The goal of this project is to demonstrate Agentic Engineering practices for Continuous Evaluation: safely deploying agents to shadow revisions, running automated evaluation suites using Vertex AI, and making data-driven decisions on agent deployments and improvements.

It is a companion code repository to the codelab From "vibe checks" to data-driven Agent Evaluation.

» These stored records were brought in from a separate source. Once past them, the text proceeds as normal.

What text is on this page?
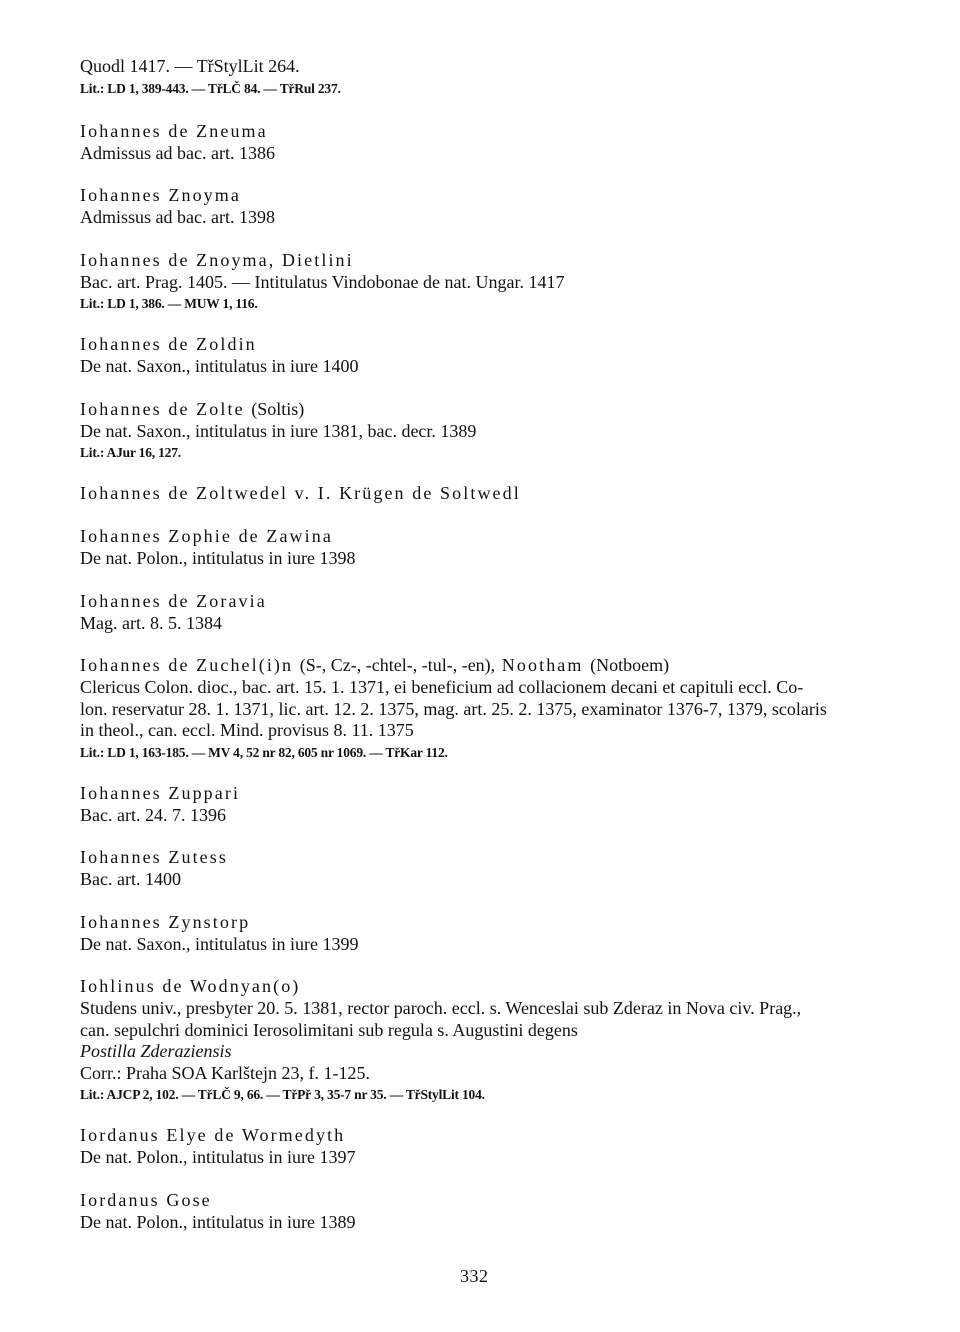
Quodl 1417. — TřStylLit 264.
Lit.: LD 1, 389-443. — TřLČ 84. — TřRul 237.
Iohannes de Zneuma
Admissus ad bac. art. 1386
Iohannes Znoyma
Admissus ad bac. art. 1398
Iohannes de Znoyma, Dietlini
Bac. art. Prag. 1405. — Intitulatus Vindobonae de nat. Ungar. 1417
Lit.: LD 1, 386. — MUW 1, 116.
Iohannes de Zoldin
De nat. Saxon., intitulatus in iure 1400
Iohannes de Zolte (Soltis)
De nat. Saxon., intitulatus in iure 1381, bac. decr. 1389
Lit.: AJur 16, 127.
Iohannes de Zoltwedel v. I. Krügen de Soltwedl
Iohannes Zophie de Zawina
De nat. Polon., intitulatus in iure 1398
Iohannes de Zoravia
Mag. art. 8. 5. 1384
Iohannes de Zuchel(i)n (S-, Cz-, -chtel-, -tul-, -en), Nootham (Notboem)
Clericus Colon. dioc., bac. art. 15. 1. 1371, ei beneficium ad collacionem decani et capituli eccl. Co-
lon. reservatur 28. 1. 1371, lic. art. 12. 2. 1375, mag. art. 25. 2. 1375, examinator 1376-7, 1379, scolaris
in theol., can. eccl. Mind. provisus 8. 11. 1375
Lit.: LD 1, 163-185. — MV 4, 52 nr 82, 605 nr 1069. — TřKar 112.
Iohannes Zuppari
Bac. art. 24. 7. 1396
Iohannes Zutess
Bac. art. 1400
Iohannes Zynstorp
De nat. Saxon., intitulatus in iure 1399
Iohlinus de Wodnyan(o)
Studens univ., presbyter 20. 5. 1381, rector paroch. eccl. s. Wenceslai sub Zderaz in Nova civ. Prag.,
can. sepulchri dominici Ierosolimitani sub regula s. Augustini degens
Postilla Zderaziensis
Corr.: Praha SOA Karlštejn 23, f. 1-125.
Lit.: AJCP 2, 102. — TřLČ 9, 66. — TřPř 3, 35-7 nr 35. — TřStylLit 104.
Iordanus Elye de Wormedyth
De nat. Polon., intitulatus in iure 1397
Iordanus Gose
De nat. Polon., intitulatus in iure 1389
332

It uses Vertex AI Gen AI Evaluation Service that provides enterprise-grade tools for objective, data-driven assessment of generative AI models and agents.

Architecture

The system uses a distributed microservices architecture where each agent runs in its own container and communicates via the A2A protocol:

  • Orchestrator Service (orchestrator): The main entry point and "brain" of the operation. It manages the workflow using LoopAgent and SequentialAgent patterns, delegating tasks to other agents.
  • Researcher Service (researcher): A standalone agent equipped with a Wikipedia Search tool. It gathers information based on queries.
  • Judge Service (judge): A standalone agent that evaluates the quality and relevance of the research provided by the Researcher.
  • Content Builder Service (content_builder): A standalone agent that compiles the verified information into a final comprehensive report or course.
  • Agent App (app): A user-facing web application that talks to the Orchestrator, allowing users to trigger runs and view progress.

Project Structure

multi-agent-eval/
├── agents/                     # Source code for the agents
│   ├── orchestrator/           # Main Orchestrator agent (ADK API Service)
│   ├── researcher/             # Researcher agent (with Wikipedia Search Tool)
│   ├── judge/                  # Judge agent (Quality Assurance)
│   └── content_builder/        # Content Builder agent (Writer)
├── app/                        # Web App service application
│   └── frontend/               # Frontend application that uses Web App service API
├── evaluator/                  # Evaluation Logic
│   ├── evaluate_agent.py                  # Main script to run Vertex AI evaluations
│   ├── eval_data_*.json                   # Golden Datasets for agents
│   └── show_evaluation_run.ipynb          # Notebook to visualize results
│   └── show_evaluation_run_local.ipynb    # Notebook to visualize results of a local run
├── shared/                     # Common libraries (symlinked to agents)
│   ├── evaluation/                    # Shared evaluation logic (engine & metrics)
│   ├── a2a_utils.py                   # Utilities for A2A Service-to-Service calls
│   ├── adk_app.py                     # ADK application wrapper
│   └── traced_authenticated_httpx.py  # Auth handling for Service-to-Service calls
├── deploy.sh                   # Deployment Automation Script
└── evaluate.sh                 # CI/CD Entry point for Evaluation

Component Deep Dive

Agents

Each agent is a separate Cloud Run service.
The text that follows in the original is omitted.